The event continued in a form of a panel discussion with three interviewed foreigners - Abbie Puskailer, Hon Chong and He Nguyen, which was joined by many of the audience consisting of almost 70 participants. What are the main obstacles they encountered in integrating and developing business in their beginnings? How do they perceive local system settings? Have they felt disadvantaged for their status? These questions were also answered during the discussion.
During all three interviews as well as the discussion the importance of networking and having contacts in Slovakia were raised. Many participants confirmed that knowledge of Slovak language was inevitable for starting own business and that they needed help of Slovak partner or friends to do so. People agreed that there is no one focal point/one place where all the relevant information available for people starting their own business was shared. The struggles they were facing are the same struggles faced by the Slovak entrepreneurs. And, the bureaucratic processes and the time consuming paperwork are the main issue for all of them.
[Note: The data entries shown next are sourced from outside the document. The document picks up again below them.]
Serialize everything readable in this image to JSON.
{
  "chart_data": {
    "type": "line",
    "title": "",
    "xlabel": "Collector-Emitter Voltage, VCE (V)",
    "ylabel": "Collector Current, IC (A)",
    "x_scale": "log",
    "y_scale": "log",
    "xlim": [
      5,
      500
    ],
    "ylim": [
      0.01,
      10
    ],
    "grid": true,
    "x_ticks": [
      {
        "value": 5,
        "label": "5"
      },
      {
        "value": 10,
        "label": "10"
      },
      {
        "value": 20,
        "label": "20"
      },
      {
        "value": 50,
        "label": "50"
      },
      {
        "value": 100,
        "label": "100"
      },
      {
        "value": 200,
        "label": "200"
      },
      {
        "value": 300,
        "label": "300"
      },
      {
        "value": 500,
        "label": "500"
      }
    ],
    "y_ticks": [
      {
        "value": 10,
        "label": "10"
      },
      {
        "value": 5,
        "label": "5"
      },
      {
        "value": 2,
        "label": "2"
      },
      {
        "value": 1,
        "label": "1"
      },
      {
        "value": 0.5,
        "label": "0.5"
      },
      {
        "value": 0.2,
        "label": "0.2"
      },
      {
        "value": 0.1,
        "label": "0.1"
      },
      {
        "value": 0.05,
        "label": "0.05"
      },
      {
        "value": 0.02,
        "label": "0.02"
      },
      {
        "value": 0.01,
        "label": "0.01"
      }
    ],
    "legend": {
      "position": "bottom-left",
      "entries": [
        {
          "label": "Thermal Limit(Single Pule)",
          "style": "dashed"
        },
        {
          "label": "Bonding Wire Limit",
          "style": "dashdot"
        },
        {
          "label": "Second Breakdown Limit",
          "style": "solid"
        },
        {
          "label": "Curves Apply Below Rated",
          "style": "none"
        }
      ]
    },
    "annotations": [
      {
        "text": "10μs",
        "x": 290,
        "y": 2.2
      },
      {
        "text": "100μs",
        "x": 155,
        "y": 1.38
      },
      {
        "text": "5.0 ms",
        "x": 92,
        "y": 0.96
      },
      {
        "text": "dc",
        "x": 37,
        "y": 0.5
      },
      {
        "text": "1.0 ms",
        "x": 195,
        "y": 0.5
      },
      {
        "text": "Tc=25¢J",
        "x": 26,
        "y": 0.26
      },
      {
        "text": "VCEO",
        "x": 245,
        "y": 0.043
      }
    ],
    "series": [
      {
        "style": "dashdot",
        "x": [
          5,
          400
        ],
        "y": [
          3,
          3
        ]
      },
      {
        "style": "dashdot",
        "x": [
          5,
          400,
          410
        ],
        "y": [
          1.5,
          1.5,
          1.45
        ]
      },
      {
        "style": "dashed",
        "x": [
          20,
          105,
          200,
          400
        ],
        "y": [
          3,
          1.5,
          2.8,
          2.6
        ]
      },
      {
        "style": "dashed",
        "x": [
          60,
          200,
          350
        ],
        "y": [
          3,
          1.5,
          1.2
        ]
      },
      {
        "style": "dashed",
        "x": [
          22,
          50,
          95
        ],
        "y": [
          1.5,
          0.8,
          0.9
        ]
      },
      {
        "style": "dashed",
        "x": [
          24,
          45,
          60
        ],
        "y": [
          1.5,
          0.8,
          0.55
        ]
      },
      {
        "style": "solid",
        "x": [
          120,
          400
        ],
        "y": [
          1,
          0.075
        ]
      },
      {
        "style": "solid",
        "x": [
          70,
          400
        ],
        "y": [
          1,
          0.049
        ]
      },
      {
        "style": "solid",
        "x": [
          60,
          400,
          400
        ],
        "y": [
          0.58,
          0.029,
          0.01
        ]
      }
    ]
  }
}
When examining the local funding structures available for startups, neither of the interviewed foreigners knew about any available mechanisms. They do not see any state support available for small businesses that would be accessible to them. Therefore the foreigners face a set of specific challenges to establish and manage entrepreneurial activities in their receiving countries, such as lack of familiarity with the functioning of local labour markets and with local business regulatory frameworks, difficulties in accessing local business networks, and, crucially, start-up capital and business facilities. The foreigners have to rely on their own financial resources.
During the interviews, a conclusion was made that foreigners themselves view the term “migrant” as a description with negative connotations. They prefer terms such as “foreigner” or “expat”. They believe that the term “migrant” is often interchangeably used with other terms such as “refugee” or “asylum seeker” and misunderstood by locals.
Finally, we can say that all three foreigners who are currently living and doing business in Slovakia are happy to have made this decision. Despite some of the situations we all have to go through, they consider our country to be their home, and they are happy that they can contribute to our economy through their activities and diversity.